Çok fazla olayın üst üste geldiği bir hafta yaşadık. En önemlisi, ABD başkanlık seçimleriydi. Zorlansa da Başkan Obama, ikinci bir dönem için yeniden seçildi. Böylelikle "Tea Party" türü aşırı sağ bir söylemin, ABD politikalarında etkin olmasının önü kesildi. Yalnızca bu olgu bile, Başkan Obama'nın seçilmesinin dünya barışı ve istikrar açısından ne kadar önemli olduğunu anlatabilir.

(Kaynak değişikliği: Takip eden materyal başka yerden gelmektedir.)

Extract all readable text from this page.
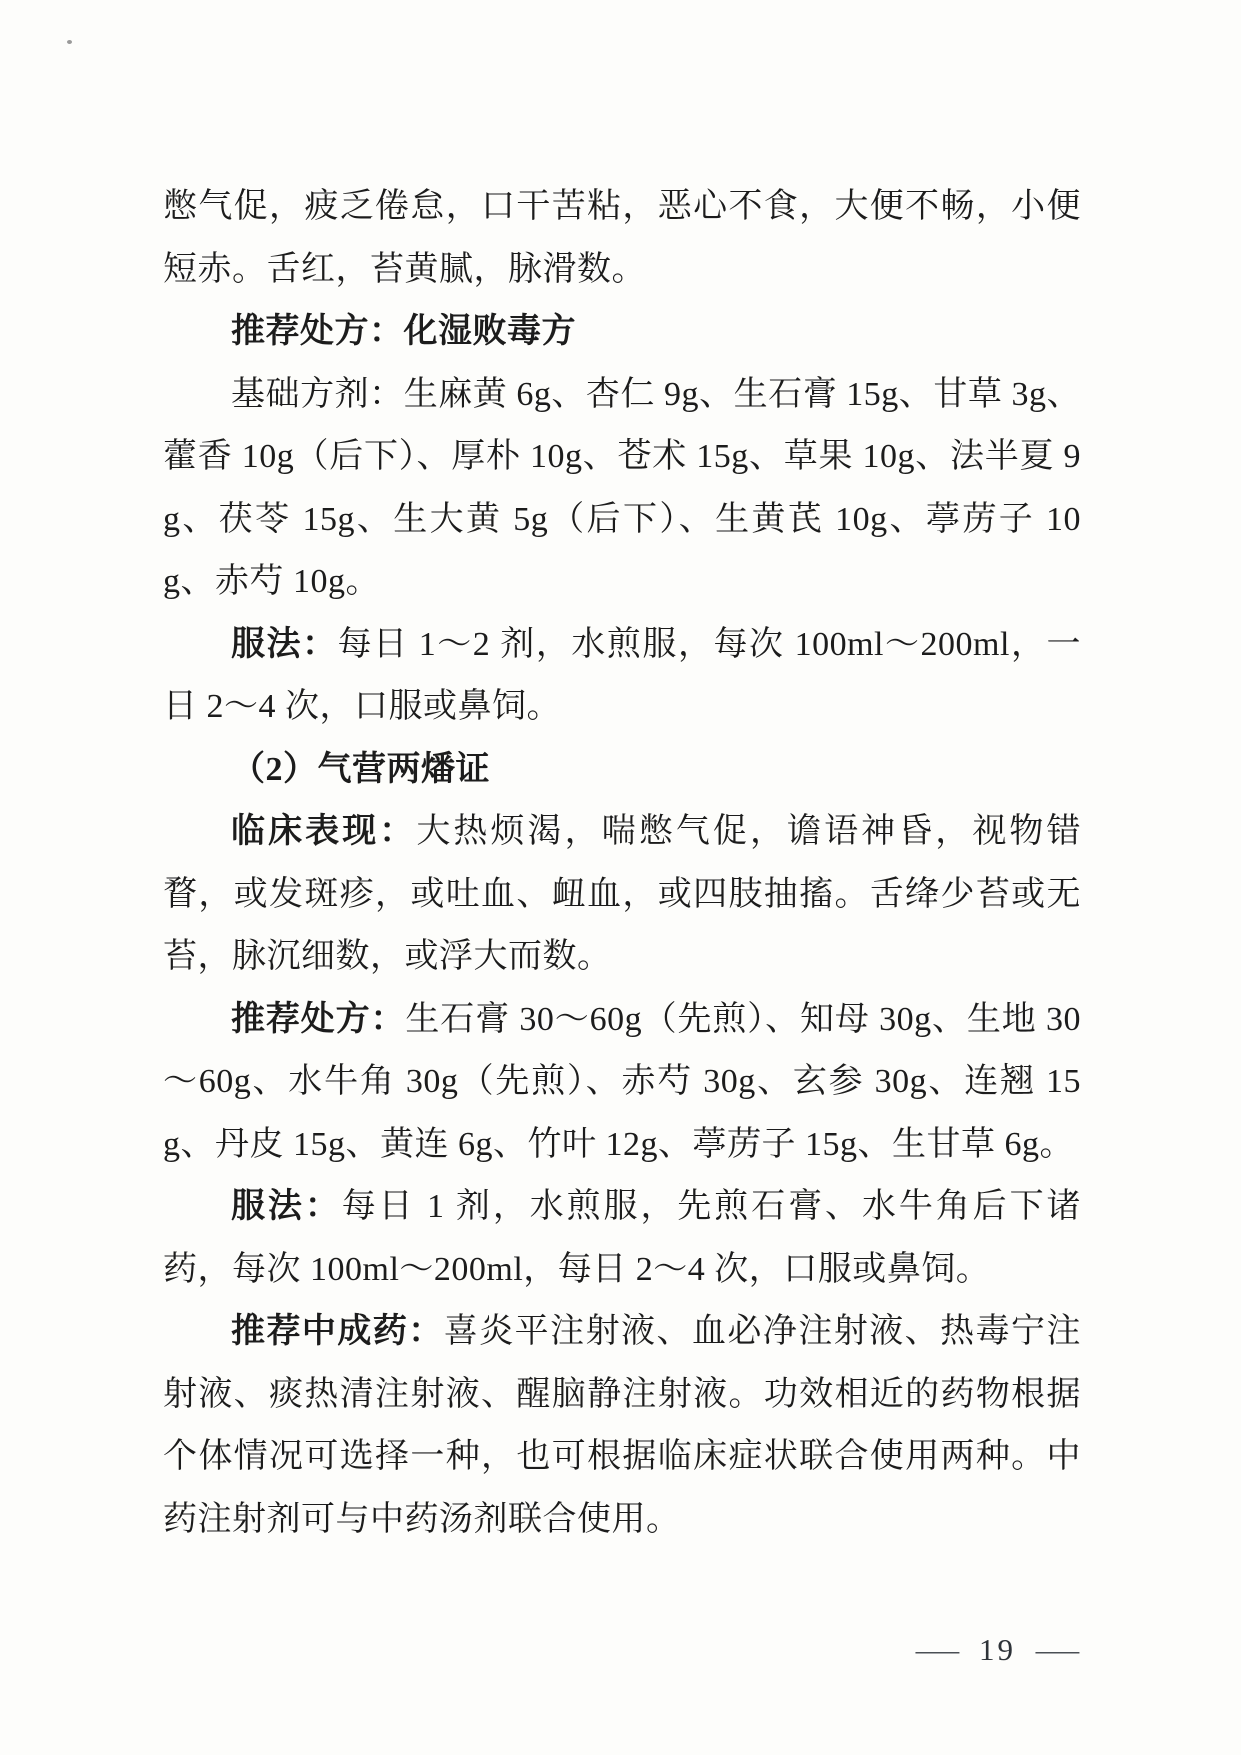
憋气促，疲乏倦怠，口干苦粘，恶心不食，大便不畅，小便短赤。舌红，苔黄腻，脉滑数。

推荐处方：化湿败毒方

基础方剂：生麻黄 6g、杏仁 9g、生石膏 15g、甘草 3g、藿香 10g（后下）、厚朴 10g、苍术 15g、草果 10g、法半夏 9g、茯苓 15g、生大黄 5g（后下）、生黄芪 10g、葶苈子 10g、赤芍 10g。

服法：每日 1～2 剂，水煎服，每次 100ml～200ml，一日 2～4 次，口服或鼻饲。

（2）气营两燔证

临床表现：大热烦渴，喘憋气促，谵语神昏，视物错瞀，或发斑疹，或吐血、衄血，或四肢抽搐。舌绛少苔或无苔，脉沉细数，或浮大而数。

推荐处方：生石膏 30～60g（先煎）、知母 30g、生地 30～60g、水牛角 30g（先煎）、赤芍 30g、玄参 30g、连翘 15g、丹皮 15g、黄连 6g、竹叶 12g、葶苈子 15g、生甘草 6g。

服法：每日 1 剂，水煎服，先煎石膏、水牛角后下诸药，每次 100ml～200ml，每日 2～4 次，口服或鼻饲。

推荐中成药：喜炎平注射液、血必净注射液、热毒宁注射液、痰热清注射液、醒脑静注射液。功效相近的药物根据个体情况可选择一种，也可根据临床症状联合使用两种。中药注射剂可与中药汤剂联合使用。

— 19 —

2008'de seçilen ve başkanlık dönemine ABD'nin derin bir finansal krize girmesiyle başlayan Barack Obama, dört yılda ABD ekonomisini girdiği bunalımdan tam anlamıyla çıkaramamış olmasına rağmen seçimi yeniden kazandı. Benzer durumda olan Brown, Zapatero ve Sarkozy, İngiltere, İspanya ve Fransa'da seçimleri kaybetmişlerdi.
Geçmişte aynı biçimde, 1979'da Humeyni'nin üretimi kısmasıyla dünya ikinci petrol krizine girmiş, onun yarattığı durgunluk, işsizlik ve enflasyon, iktidarda olan Giscard, Schmidt ve Carter'ın, Fransa, Almanya ve ABD'deki seçimleri birbiri ardından kaybetmelerine yol açmıştı.

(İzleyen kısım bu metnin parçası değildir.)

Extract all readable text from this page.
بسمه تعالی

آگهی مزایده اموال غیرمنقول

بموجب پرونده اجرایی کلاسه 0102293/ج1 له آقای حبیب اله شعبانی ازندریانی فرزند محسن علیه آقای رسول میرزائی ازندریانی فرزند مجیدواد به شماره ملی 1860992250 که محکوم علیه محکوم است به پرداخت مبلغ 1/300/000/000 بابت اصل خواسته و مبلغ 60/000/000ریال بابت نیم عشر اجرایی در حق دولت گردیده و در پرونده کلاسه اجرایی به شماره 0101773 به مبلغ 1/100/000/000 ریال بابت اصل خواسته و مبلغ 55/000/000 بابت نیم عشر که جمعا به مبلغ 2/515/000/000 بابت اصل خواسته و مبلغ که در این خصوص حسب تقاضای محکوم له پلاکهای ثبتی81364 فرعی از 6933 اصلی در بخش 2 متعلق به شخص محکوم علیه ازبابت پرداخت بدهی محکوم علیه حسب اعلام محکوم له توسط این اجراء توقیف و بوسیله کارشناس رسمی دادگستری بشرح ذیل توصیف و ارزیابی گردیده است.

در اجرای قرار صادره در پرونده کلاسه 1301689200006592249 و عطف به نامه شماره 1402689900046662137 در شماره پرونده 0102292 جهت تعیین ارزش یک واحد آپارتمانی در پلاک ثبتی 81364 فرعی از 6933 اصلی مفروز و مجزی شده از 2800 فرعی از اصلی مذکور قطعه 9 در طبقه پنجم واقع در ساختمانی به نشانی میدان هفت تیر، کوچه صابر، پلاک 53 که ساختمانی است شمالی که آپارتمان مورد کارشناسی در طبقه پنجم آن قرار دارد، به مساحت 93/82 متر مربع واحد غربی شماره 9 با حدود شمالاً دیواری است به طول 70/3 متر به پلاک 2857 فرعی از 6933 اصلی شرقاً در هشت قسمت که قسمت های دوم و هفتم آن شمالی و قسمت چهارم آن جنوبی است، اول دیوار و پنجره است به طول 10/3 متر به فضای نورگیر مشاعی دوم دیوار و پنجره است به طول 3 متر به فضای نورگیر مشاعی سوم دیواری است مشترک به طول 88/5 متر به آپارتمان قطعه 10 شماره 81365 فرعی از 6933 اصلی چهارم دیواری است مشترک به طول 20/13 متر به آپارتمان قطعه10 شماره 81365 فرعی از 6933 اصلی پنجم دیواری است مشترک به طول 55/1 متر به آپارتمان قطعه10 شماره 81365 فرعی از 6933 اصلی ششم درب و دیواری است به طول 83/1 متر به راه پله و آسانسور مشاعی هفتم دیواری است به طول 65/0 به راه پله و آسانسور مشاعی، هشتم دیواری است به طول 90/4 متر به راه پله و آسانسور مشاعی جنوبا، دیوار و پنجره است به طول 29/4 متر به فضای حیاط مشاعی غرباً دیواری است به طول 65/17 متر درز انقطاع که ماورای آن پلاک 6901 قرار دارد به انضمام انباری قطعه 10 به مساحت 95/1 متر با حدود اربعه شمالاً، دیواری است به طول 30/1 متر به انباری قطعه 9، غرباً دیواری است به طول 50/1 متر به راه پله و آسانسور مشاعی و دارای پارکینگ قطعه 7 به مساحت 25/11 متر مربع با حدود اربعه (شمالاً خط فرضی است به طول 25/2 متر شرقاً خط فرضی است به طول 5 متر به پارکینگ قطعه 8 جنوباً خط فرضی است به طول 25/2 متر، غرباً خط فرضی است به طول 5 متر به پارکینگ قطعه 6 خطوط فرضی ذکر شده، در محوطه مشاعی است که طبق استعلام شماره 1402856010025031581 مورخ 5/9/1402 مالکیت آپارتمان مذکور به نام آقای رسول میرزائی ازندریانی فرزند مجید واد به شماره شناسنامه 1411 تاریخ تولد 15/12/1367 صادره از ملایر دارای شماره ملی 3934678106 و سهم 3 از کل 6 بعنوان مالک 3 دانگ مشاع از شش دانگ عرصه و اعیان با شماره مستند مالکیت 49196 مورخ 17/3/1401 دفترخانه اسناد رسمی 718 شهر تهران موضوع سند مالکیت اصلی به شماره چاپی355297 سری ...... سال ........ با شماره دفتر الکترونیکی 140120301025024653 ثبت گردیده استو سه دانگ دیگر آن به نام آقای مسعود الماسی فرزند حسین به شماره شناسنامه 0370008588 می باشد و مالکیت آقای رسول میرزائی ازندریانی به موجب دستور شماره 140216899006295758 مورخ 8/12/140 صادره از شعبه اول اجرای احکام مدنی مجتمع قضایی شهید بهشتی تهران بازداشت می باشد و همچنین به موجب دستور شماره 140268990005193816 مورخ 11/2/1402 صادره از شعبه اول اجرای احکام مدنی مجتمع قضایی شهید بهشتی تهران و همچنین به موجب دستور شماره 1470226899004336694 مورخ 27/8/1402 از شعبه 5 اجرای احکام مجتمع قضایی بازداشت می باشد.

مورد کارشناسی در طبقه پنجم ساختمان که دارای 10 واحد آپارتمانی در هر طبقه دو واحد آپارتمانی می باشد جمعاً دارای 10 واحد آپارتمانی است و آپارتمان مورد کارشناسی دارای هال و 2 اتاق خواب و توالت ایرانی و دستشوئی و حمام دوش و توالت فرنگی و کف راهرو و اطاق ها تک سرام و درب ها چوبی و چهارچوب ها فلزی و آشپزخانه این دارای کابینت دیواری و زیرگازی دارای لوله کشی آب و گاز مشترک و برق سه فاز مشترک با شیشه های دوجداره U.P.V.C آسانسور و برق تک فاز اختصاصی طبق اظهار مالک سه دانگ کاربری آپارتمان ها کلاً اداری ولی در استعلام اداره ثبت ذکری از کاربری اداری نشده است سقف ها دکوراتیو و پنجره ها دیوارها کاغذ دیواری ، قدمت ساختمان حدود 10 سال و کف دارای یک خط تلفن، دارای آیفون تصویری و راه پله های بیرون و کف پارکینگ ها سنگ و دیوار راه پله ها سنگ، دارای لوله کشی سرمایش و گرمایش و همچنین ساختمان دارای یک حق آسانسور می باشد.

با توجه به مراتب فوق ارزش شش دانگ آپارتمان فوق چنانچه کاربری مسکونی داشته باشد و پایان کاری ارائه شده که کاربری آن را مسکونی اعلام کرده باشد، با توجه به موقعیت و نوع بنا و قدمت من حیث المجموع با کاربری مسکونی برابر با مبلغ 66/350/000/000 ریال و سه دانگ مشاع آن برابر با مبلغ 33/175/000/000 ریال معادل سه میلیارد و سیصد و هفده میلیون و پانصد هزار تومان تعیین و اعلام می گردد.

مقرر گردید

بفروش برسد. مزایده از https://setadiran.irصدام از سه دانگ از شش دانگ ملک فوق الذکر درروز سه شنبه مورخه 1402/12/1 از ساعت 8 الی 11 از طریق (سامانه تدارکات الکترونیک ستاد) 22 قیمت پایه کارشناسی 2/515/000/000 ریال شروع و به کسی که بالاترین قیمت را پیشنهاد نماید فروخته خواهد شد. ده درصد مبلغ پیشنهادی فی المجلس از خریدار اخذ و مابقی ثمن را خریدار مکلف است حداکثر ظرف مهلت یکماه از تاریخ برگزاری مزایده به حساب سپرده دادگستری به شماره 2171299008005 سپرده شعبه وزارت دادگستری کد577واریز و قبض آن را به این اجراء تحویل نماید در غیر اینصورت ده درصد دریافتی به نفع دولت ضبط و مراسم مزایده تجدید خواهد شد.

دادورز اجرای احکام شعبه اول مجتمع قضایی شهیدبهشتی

Obama kaybetmedi... Az bir farkla da olsa, ikinci dönem seçilmeyi başaran ikinci Demokrat başkan oldu. Böylelikle, giderek kendisine daha geniş bir seçmen kitlesi bulan popülist ve aşırı sağ politikaların da, sağduyunun ağır bastığı siyasi bir duruşla geriletilebileceğini gösterdi.
ABD askeri varlığı
Üzerinde durulması gereken husus, ABD'nin Obama döneminde giderek askeri varlığını, yeni sorunların ve rekabetin olacağı alanlara kaydırma politikasına devam edecek olması... 1947'den bu yana ilk defa, ABD'nin Avrupa ülkelerinde bulundurduğu asker sayısı, neredeyse 30.000 civarına inerek sembolik bir duruma gelecek. Joseph Joffe, Commentary Magazine'de, ABD'nin yeni dönem politikası hakkında son derece ilginç bir makale yazdı.
Joffe'a göre ABD, gücünü çok daha dengeli ve verimli kullanarak, gerçek bir tehdit olmayan bölgelerden çekilecek... Artık Avrupa kıtasında bir tehdit olmadığından hareketle, askeri gücünü Pasifik ve Asya'nın doğusuna yönlendirecek. Ortadoğu'da da daimi varlığını hissettirecek... Bu saptamaların ışığında, önümüzdeki dönemde Türkiye-ABD ilişkilerinin, gerek Ortadoğu'nun istikrarı, gerek enerji nakil hatları sisteminin kalıcı bir duruma gelmesi açılarından derinleşeceğini ve yoğunlaşacağını düşünmek yanlış olmaz.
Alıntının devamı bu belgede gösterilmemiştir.